James Banks, a professor of civil and environmental engineering at San Diego State University in the US, suggested that a sudden slowdown in traffic may have less to do with chaos theory than with driver psychology. As traffic gets heavier and the passing lane gets more crowded, aggressive drivers move to other lanes to try to pass, which also tends to even out the speed between lanes. He also felt that another leveling force is that when a driver in a fast lane brakes a little to maintain a safe distance between vehicles, the shock wave travels back much more rapidly than it would in the other slower lanes, because each following driver has to react more quickly. Consequently, as a road becomes congested, the faster moving traffic is the first to slow down.

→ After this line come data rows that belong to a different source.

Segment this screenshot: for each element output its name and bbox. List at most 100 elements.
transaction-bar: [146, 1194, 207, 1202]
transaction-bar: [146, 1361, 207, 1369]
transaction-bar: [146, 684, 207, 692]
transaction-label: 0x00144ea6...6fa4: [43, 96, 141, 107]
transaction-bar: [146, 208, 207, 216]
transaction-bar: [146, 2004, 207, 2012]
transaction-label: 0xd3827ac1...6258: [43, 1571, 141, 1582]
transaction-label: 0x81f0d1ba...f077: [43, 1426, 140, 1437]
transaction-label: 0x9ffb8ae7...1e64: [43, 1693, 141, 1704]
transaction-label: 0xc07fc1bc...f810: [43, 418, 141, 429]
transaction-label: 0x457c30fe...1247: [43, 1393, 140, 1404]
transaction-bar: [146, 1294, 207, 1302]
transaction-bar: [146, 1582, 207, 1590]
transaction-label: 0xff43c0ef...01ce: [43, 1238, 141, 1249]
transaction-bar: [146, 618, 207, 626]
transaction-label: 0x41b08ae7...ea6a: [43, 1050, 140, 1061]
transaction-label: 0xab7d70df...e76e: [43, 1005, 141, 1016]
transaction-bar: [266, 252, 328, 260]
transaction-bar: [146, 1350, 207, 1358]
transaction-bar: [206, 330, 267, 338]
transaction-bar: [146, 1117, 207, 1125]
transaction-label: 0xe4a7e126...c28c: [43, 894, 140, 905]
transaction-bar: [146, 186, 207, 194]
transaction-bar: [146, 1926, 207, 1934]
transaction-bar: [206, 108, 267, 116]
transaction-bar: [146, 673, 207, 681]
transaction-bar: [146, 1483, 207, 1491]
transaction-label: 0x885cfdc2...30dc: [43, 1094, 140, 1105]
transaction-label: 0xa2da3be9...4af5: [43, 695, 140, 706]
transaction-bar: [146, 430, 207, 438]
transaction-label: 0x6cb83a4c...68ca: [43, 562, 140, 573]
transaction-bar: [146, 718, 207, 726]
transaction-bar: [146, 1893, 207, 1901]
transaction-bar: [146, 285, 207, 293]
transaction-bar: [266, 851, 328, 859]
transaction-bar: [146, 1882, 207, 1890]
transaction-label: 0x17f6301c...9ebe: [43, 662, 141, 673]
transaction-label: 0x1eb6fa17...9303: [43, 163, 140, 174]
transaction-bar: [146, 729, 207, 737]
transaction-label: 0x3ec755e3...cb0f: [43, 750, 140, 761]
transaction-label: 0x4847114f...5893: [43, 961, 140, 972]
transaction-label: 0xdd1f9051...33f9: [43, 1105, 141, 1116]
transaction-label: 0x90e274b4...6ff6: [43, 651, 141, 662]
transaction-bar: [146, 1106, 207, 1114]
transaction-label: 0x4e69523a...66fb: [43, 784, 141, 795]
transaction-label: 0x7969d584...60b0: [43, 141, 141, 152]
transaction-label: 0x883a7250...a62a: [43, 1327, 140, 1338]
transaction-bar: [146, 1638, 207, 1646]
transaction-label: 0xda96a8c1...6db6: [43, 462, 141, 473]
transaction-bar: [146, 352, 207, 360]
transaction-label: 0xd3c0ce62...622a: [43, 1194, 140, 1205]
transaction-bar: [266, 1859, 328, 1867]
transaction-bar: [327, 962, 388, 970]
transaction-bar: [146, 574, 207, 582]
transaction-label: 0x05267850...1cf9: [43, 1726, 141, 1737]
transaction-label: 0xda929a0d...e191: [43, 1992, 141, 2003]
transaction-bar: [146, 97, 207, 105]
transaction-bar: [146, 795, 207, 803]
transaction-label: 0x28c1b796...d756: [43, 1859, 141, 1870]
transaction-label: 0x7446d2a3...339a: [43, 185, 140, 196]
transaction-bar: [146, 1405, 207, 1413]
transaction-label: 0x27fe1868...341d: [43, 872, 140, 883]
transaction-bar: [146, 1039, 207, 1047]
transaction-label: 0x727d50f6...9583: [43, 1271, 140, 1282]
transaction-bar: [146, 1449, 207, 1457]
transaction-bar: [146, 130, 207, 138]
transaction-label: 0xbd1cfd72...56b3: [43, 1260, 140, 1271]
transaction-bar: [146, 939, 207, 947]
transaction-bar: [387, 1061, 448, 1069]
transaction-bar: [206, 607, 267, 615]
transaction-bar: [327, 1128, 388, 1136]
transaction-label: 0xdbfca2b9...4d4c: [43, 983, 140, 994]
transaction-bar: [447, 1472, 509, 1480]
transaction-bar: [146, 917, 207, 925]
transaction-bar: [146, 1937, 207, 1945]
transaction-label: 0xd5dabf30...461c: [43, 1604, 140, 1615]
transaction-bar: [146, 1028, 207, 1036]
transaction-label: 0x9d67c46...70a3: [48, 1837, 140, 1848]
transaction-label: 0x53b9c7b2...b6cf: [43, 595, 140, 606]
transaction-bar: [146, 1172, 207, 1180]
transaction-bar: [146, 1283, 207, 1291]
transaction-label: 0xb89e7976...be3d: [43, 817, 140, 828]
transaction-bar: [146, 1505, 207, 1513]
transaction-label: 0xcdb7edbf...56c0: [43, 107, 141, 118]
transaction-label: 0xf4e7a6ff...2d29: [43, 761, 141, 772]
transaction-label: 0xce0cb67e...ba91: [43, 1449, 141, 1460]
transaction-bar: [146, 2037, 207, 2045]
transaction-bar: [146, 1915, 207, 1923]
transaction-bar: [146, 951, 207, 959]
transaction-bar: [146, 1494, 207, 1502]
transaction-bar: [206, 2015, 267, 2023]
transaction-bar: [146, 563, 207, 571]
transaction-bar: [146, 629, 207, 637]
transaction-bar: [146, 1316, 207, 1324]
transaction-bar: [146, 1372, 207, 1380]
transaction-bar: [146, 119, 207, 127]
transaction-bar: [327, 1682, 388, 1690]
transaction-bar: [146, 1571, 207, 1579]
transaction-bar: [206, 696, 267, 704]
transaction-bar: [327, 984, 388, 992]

Source: © 2000 The Atlantic Media Co., as first published in The Atlantic Magazine. All rights reserved. Distributed by Tribune Content Agency.
Question: Select the best title for this passage from the list of titles below (A-D).
- Traffic Control
- Chaos Theory
- The Physics of Traffic Behaviour
- The Flow of Traffic
Key Vocabulary:
theoretical: concerned with the theory of a subject
physicist: a student or an expert in the science of physics
sphere: a particular area of interest or expertise
simulate: produced a computer model of
emerge: something that becomes apparent or prominent
modify: to change something from its original form
implication: a consequence of something happening
congestion: the state of being congested; something that is overcrowded
synchronise: things that occur at the same time and/or speed
density: the degree to which a substance is compacted
skepticism: to doubt the truth of something
constrict: to make narrower, to tighten control of something
ANSWER
C.
Title A ‘Traffic Control’ is discussed in the second to last paragraph. It is not the main focus for all paragraphs in the article.
Title B ‘Chaos Theory’ is discussed in the third paragraph. It is not the main focus for all paragraphs in the article.
Title D ‘The Flow of Traffic’ is discussed throughout much of the passage but this title does not incorporate the link made between traffic and physics that is explicitly introduced in the opening paragraph.